For South Africans, that means a return to stocking up on candles, mopping up thawed refrigerators and sitting in gridlocked roads around blank traffic lights. All of that became familiar in 2008, and again in 2015, when Eskom implemented months of the outages known locally as load shedding.
Those cuts hamstrung the economy, limiting industrial output and hurting business and consumer confidence.
That’s just the opposite of what President Cyril Ramaphosa set out to achieve when he took office earlier this year, seeking investment and targeting economic growth. A new board and leadership at Eskom was intended to turn the business around. While the utility took steps to root out corruption and encourage whistleblowers, it has twice delayed the announcement of a much-anticipated recovery plan.

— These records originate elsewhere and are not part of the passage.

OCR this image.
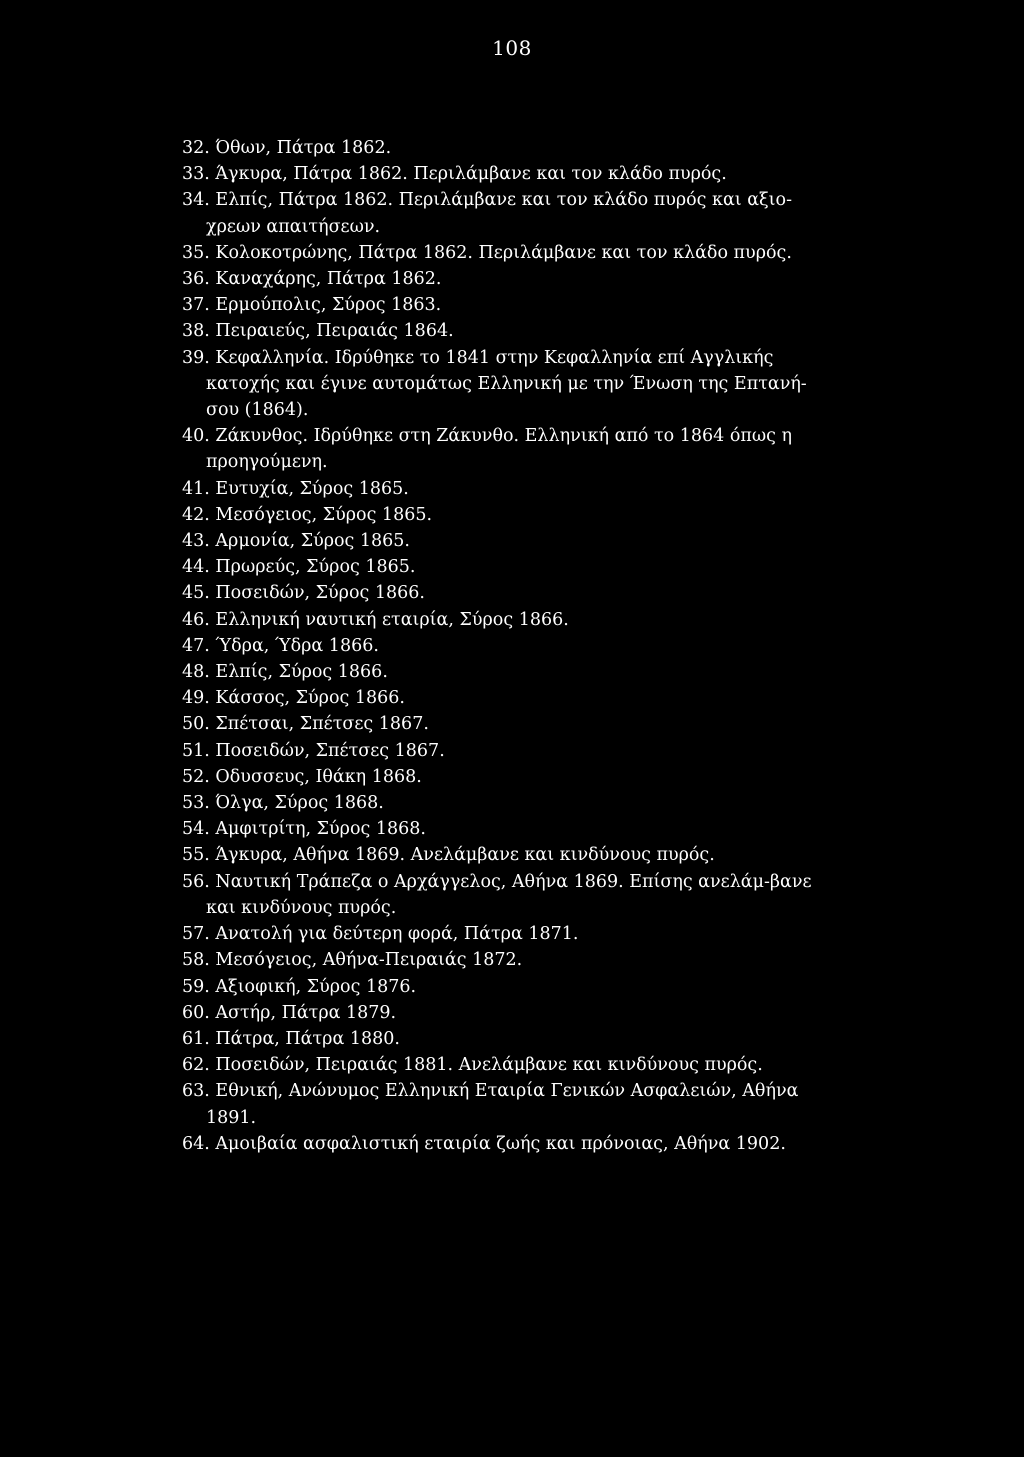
108
32. Όθων, Πάτρα 1862.
33. Άγκυρα, Πάτρα 1862. Περιλάμβανε και τον κλάδο πυρός.
34. Ελπίς, Πάτρα 1862. Περιλάμβανε και τον κλάδο πυρός και αξιο-χρεων απαιτήσεων.
35. Κολοκοτρώνης, Πάτρα 1862. Περιλάμβανε και τον κλάδο πυρός.
36. Καναχάρης, Πάτρα 1862.
37. Ερμούπολις, Σύρος 1863.
38. Πειραιεύς, Πειραιάς 1864.
39. Κεφαλληνία. Ιδρύθηκε το 1841 στην Κεφαλληνία επί Αγγλικής κατοχής και έγινε αυτομάτως Ελληνική με την Ένωση της Επτανή-σου (1864).
40. Ζάκυνθος. Ιδρύθηκε στη Ζάκυνθο. Ελληνική από το 1864 όπως η προηγούμενη.
41. Ευτυχία, Σύρος 1865.
42. Μεσόγειος, Σύρος 1865.
43. Αρμονία, Σύρος 1865.
44. Πρωρεύς, Σύρος 1865.
45. Ποσειδών, Σύρος 1866.
46. Ελληνική ναυτική εταιρία, Σύρος 1866.
47. Ύδρα, Ύδρα 1866.
48. Ελπίς, Σύρος 1866.
49. Κάσσος, Σύρος 1866.
50. Σπέτσαι, Σπέτσες 1867.
51. Ποσειδών, Σπέτσες 1867.
52. Οδυσσευς, Ιθάκη 1868.
53. Όλγα, Σύρος 1868.
54. Αμφιτρίτη, Σύρος 1868.
55. Άγκυρα, Αθήνα 1869. Ανελάμβανε και κινδύνους πυρός.
56. Ναυτική Τράπεζα ο Αρχάγγελος, Αθήνα 1869. Επίσης ανελάμ-βανε και κινδύνους πυρός.
57. Ανατολή για δεύτερη φορά, Πάτρα 1871.
58. Μεσόγειος, Αθήνα-Πειραιάς 1872.
59. Αξιοφική, Σύρος 1876.
60. Αστήρ, Πάτρα 1879.
61. Πάτρα, Πάτρα 1880.
62. Ποσειδών, Πειραιάς 1881. Ανελάμβανε και κινδύνους πυρός.
63. Εθνική, Ανώνυμος Ελληνική Εταιρία Γενικών Ασφαλειών, Αθήνα 1891.
64. Αμοιβαία ασφαλιστική εταιρία ζωής και πρόνοιας, Αθήνα 1902.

Eskom’s debt has soared to R419 billion ($30.6 billion), while sales volumes have dropped. Its generation difficulties are connected to the financial challenges, which limit the amount of maintenance and refurbishments the company can afford to carry out at its fleet of aging power stations.
The utility is also running low on coal.
Emergency generation from open-cycle gas turbines will weigh further on Eskom’s finances, as the company uses costly diesel to run turbines designed for peak use.
New power stations being added to the grid, which were already behind schedule and over-budget, will now require an extra R1.5 billion to work out final kinks, chief executive officer Phakamani Hadebe said earlier this month.
Power that Eskom imports from Mozambique’s Cahora Bassa hydropower plant has also been interrupted. Technical faults reduced that supply by 700 megawatts, but it is gradually ramping up again, said spokesman Khulu Phasiwe.
While the company is discussing the turnaround plan with the government, Eskom faces a debt burden that’s “impossibly high,” Eskom Chairman Jabu Mabuza said on Thursday.